How to Use Amazon S3 as an Event Bus in Your next Architecture

How to Use Amazon S3 as an Event Bus in Your next Architecture

📅 04 June, 2020 – Kyle Galbraith

Amazon S3 is a powerhouse service inside of the AWS ecosystem. You can use it for storing petabytes of data, hosting static websites, building data lakes, and many more use cases.

Today, we are going to take a look at one of the unsung heroes of Amazon S3, event notifications. We are going to take a look at how we can use event notifications as an event bus for an event-driven architecture.

Event what a what???

We could spend hours talking about event-driven architectures. In fact, there are many books out there that focus on this topic alone. But, we’re not going to dive into that level of detail here.

Instead, were going to simplify event-driven architectures. For our purpose, an event-driven architecture is a system design that uses events to communicate. An event is a change in state. It can carry information about the state with it or simply be a notification.

Services within the architecture produce events, we refer to these as producers. Meanwhile, there are other services that consume events, these we call consumers. There is nothing that says a service can’t produce and consume events simultaneously.

Now that we have an idea of what an event-driven architecture is, let’s build one!

The Event Bus

What we are going to build out is a sample architecture that leverages Amazon S3 as the event bus. But, what exactly is an event bus anyways?

In general, an event bus is like the central hub to an event-driven architecture. It is where all producer services write their events and the consumer services pick them up. There are a couple of design choices when it comes to how your event bus publishes messages.

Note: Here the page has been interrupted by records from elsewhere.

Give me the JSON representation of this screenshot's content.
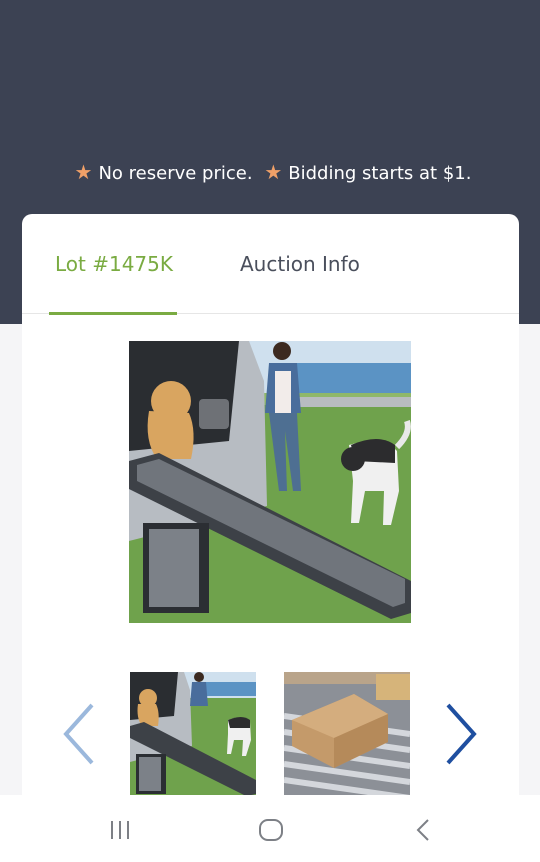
{
  "notice": {
    "part1": "No reserve price.",
    "part2": "Bidding starts at $1.",
    "icon": "star-icon",
    "icon_color": "#f0a068"
  },
  "tabs": [
    {
      "label": "Lot #1475K",
      "active": true
    },
    {
      "label": "Auction Info",
      "active": false
    }
  ],
  "colors": {
    "header_bg": "#3c4253",
    "accent": "#7aab42",
    "arrow_left": "#9bb8dc",
    "arrow_right": "#1f4fa0"
  },
  "gallery": {
    "main_image": "dog ramp product photo",
    "thumbnails": [
      "dog ramp product photo",
      "boxed package on roller conveyor"
    ]
  },
  "nav": {
    "icons": [
      "recent-apps-icon",
      "home-icon",
      "back-icon"
    ]
  }
}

Approach #1: Publish everything to everyone

This is the simplest implementation for an event bus. It receives an event and publishes that event to all subscribers.

This has some unique advantages and disadvantages to other approaches. One advantage is that it makes the event-bus very easy to reason about. Any event producer can publish a message to the bus and it will notify all subscribers of the bus. The responsibility and logic of the bus are clear and concise.

The downside is that all subscribers will receive the event, even if they can’t operate on it or care about it. Consumers have to build in some filtering logic to filter out events they receive but don’t care about.

Approach #2: Filter events to consumers

Producers continue to publish all their events to the bus. But, the events get filtered to consumers. Allowing producers to continue to publish all events, but consumers only receive those that they care about.

This removes the disadvantage of Approach #1. Now the consumers can expect to receive only the events they care about.

There is a disadvantage to this approach. With a filter approach, consumers have to subsrcribe to the filter in addition to the event bus. They subscribe to events coming from the bus and register a filter for only particular events.

Publish Everything to Everyone Architecture

Now that we understand a little bit more about event buses and how they can publish events, it’s time we look at one within AWS. For the purposes of this post, we are going to focus on Amazon S3 as the event bus. Let’s look at the first approach - publish everything to everyone from the perspective of S3.

S3 is often viewed as a general object storage service. But it actually has many other features than just storing copious amounts of data. We are going to leverage one of these features, event notifications, to turn an S3 bucket into an event bus.

We are going to publish everything to everyone, so we can add one event notification that will push new events to all consumers. A high-level architecture diagram of this first approach looks like this:

Initial S3 event bus

Producers will write their events to the S3 bucket. We will configure an event notification on the bucket for any new objects created in the bucket. When a new event gets written by a producer to the bucket a notification is then pushed to all consumers.

But how does the pushing actually happen? When an object gets created in the bucket an event notification gets raised. But we must tell the bucket where to send the notification to. Amazon S3 out of the box allows us to send events to any of the following destinations.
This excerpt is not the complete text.